Photo credit: Dario Bosio/Metrography Agency

“I’ve been working with EMERGENCY for nearly three years now, formerly as a logistician for our program in Afghanistan. Last April I came to Iraq as a Program Manager for our program addressing the humanitarian crisis in this country.

The numbers were there and I studied them before heading out: 6 million people fleeing their homes because of the war with basic needs that have to be met – water, food, shelter and health above all else. Numbers, statistics, charts – all useful information, but they still left room in my head for curiosity and a touch of fear. The project was very clear: two health clinics – plus one under construction – in Arbat and two in Kalar. All of them in camps for refugees or displaced persons. But, as I said, these were just numbers.

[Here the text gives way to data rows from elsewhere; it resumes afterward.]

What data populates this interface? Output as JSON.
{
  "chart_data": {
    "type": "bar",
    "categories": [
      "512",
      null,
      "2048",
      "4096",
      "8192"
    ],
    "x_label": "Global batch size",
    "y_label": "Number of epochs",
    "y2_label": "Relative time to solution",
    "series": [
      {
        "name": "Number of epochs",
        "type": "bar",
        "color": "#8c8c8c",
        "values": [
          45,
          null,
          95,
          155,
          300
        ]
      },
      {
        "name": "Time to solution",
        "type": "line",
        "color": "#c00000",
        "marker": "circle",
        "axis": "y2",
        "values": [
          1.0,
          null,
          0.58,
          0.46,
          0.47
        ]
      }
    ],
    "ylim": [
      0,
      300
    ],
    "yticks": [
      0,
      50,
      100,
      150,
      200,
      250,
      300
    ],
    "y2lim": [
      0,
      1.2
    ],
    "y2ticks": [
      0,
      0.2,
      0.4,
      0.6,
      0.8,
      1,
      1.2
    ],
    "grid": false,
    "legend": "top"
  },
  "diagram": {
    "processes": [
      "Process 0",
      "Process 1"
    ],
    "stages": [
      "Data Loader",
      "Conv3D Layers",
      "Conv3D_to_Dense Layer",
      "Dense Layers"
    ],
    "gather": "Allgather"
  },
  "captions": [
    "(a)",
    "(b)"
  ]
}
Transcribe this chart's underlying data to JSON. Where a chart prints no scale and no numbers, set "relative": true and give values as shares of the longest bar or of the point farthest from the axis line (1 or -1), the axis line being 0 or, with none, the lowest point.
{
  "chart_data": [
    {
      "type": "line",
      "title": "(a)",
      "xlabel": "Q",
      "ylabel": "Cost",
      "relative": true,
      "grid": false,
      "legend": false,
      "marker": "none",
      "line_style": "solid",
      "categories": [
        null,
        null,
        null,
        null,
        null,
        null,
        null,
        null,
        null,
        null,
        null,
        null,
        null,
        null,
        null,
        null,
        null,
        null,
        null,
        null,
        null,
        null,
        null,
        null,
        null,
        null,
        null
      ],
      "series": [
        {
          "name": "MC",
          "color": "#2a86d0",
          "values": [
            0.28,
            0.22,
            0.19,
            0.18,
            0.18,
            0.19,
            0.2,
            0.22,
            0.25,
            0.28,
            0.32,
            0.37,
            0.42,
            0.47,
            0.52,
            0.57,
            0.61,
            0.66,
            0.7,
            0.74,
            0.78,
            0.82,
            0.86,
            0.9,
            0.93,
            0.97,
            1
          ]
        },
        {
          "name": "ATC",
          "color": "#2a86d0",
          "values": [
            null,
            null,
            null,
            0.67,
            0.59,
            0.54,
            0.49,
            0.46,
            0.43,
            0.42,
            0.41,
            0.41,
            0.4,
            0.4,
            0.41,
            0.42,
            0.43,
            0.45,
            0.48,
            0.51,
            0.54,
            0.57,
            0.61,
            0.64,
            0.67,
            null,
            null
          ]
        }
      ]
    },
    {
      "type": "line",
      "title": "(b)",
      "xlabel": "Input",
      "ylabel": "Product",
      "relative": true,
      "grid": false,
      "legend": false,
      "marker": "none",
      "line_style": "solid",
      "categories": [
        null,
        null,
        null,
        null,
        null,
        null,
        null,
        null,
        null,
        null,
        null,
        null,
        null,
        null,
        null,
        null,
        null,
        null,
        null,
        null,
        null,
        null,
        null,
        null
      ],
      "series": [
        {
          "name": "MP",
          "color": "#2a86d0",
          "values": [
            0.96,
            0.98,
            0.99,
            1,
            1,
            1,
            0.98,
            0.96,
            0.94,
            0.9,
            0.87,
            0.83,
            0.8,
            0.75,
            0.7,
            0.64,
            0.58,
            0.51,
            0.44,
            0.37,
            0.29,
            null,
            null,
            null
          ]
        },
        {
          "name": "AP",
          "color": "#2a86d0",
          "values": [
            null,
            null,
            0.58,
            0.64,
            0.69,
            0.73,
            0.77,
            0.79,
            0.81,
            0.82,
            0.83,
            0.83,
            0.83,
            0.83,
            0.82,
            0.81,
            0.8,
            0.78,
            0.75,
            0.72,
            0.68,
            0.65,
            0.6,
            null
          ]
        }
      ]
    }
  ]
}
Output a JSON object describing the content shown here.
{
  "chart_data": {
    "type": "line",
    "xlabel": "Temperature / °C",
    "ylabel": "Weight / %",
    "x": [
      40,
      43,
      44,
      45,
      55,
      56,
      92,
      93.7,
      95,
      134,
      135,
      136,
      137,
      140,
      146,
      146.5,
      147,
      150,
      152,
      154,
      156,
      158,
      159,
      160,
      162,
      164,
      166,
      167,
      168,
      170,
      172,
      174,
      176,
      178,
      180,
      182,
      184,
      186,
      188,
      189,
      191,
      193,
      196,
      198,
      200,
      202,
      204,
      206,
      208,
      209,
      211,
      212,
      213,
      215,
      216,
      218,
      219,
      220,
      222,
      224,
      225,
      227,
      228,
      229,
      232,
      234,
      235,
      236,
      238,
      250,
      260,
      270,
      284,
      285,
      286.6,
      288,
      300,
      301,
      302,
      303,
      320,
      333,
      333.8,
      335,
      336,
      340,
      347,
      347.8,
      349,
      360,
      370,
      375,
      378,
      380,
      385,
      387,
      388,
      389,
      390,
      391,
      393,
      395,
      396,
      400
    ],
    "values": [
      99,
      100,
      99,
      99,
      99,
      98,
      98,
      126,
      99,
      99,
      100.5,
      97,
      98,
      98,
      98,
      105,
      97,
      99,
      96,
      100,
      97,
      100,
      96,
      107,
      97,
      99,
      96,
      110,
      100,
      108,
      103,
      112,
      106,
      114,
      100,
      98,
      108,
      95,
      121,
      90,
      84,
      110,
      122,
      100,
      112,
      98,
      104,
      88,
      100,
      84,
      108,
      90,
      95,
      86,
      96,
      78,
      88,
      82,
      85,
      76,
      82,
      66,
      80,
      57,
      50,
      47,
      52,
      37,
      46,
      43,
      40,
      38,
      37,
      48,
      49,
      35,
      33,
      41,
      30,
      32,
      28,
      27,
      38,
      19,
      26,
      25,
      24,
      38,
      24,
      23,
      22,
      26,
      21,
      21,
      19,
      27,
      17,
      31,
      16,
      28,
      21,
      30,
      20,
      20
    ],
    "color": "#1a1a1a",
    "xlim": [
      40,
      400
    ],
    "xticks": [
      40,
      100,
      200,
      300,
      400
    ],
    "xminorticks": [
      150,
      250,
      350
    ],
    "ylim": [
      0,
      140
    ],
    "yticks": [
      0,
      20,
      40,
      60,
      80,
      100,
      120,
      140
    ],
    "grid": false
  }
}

When I arrived in Arbat at the IDP camp (internally displaced Iraqis), the situation became clear straight away: a camp made up of tents housing over 3,000 families (more than 18,000 people), poor conditions for hygiene and health, resignation and anger in the eyes of many. Our clinic inside the camp was inundated with people looking for someone who could take care of them and their relatives. I went around the camp, amongst the tents, the children playing in the puddles, and the adults trying to give their spaces some semblance of a home. They weren’t just numbers any more. They were real people.

This is what EMERGENCY does: it takes care of people, offering free, high quality healthcare. Our clinics in the camps look after people who’ve lost their homes as a result of the war and have travelled long distances, finding themselves at the end of their journey in a tent and having to restart their lives all over again from scratch.

The people involved in this crisis currently number 8.2 million. 90% of them are living outside the camps. Since January, we’ve examined almost 40,000 people in our clinics. More than a third of them were children. And day by day the conflict increases the number of families escaping from their homes in search of a better future.

Every day there are new arrivals needing help. And every day we do just that: we offer free, high quality care.

It’s not a slogan, and these aren’t numbers. It’s reality, and these are real people.”